Ecclesiastical enclosure, Kiltiernan, Co. Galway
Co. Galway |
Ecclesiastical Sites
In a stretch of low-lying Galway pastureland, a roughly circular boundary wall about 140 metres across traces the outline of an early monastic settlement that has barely been touched by later centuries.
The outer wall, built in drystone and faced on both sides, has largely collapsed and grassed over, but its circuit remains legible in the landscape. A later field wall was laid directly on top of it across much of the arc, which is itself a kind of accidental preservation, the older structure absorbed into the working life of the land rather than quarried away. Inside, a series of radial walls subdivide the enclosure into fifteen or sixteen separate plots, and up to ten house sites can still be made out on the ground as low earthen platforms. Near the centre, a smaller square enclosure about 30 metres across contains a church and an earlier graveyard, the whole arrangement suggesting a self-contained community laid out with deliberate organisation.

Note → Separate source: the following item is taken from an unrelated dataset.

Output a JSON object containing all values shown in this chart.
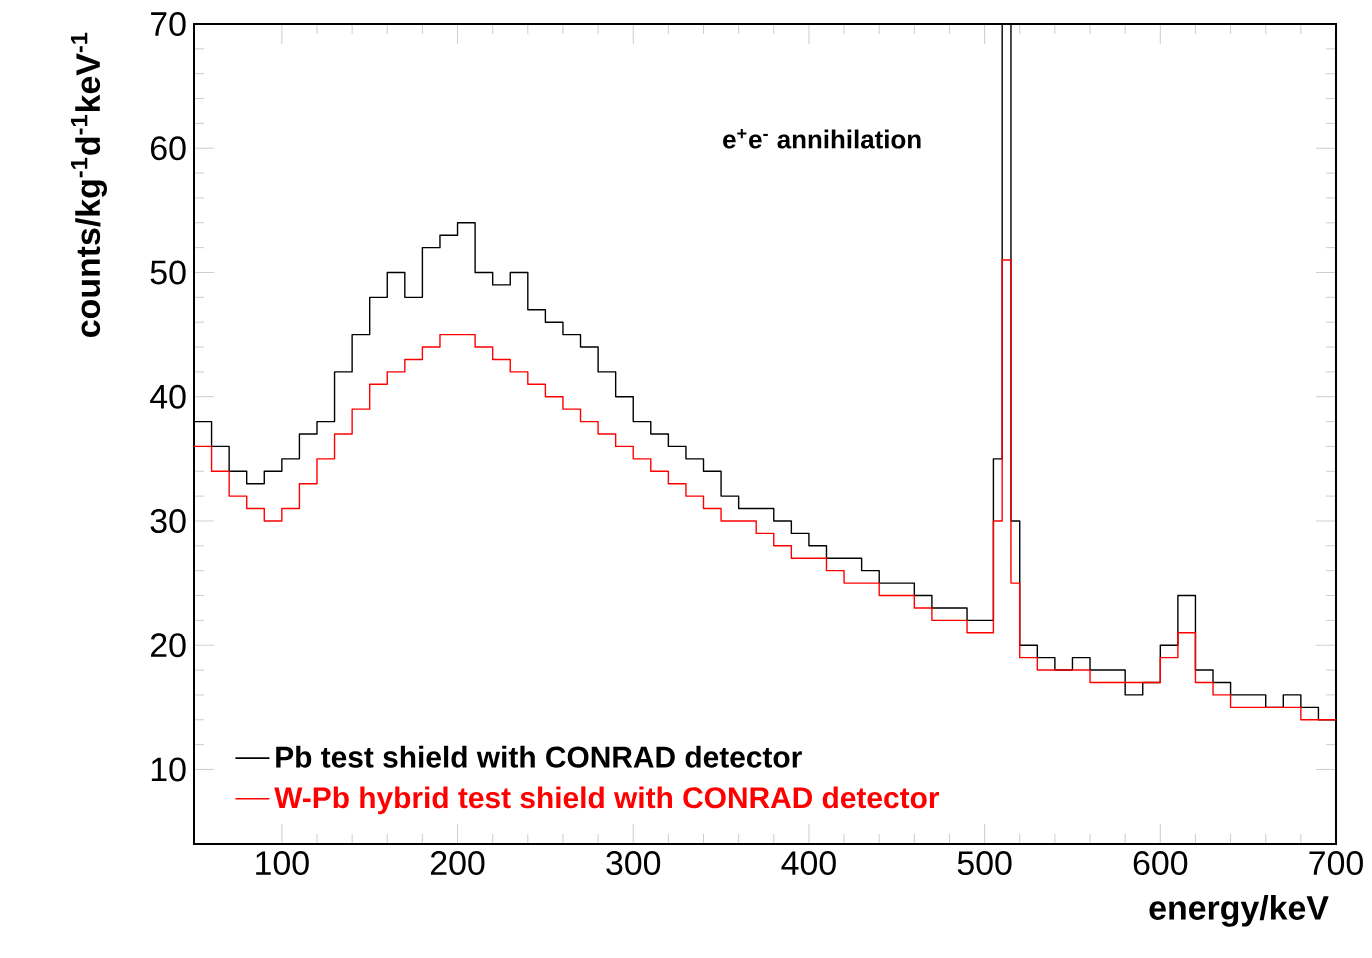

What drew excavators here in the mid-twentieth century was precisely the absence of later interference. When archaeologist Duignan chose the site for excavation in 1950, and returned again in 1951 and 1953, he noted that there was no modern cemetery overlying the old one, no signs of medieval or later building, and that the original layout appeared to be unusually well preserved for a mainland monastery. That phrase, mainland monastery, is worth pausing over: early Irish monasteries of this type are far more commonly encountered on islands or coastal promontories, where isolation and difficult access helped protect them from later development. Kiltiernan's survival in ordinary farmland, relatively intact beneath its skin of grass and later walling, made it a rare case. Adding further complexity, the western sector of the enclosure contains a souterrain, an underground stone-lined passage of the kind typically associated with storage or refuge in early medieval Ireland, indicating that the community living within these walls had constructed features well below ground level as well as above it.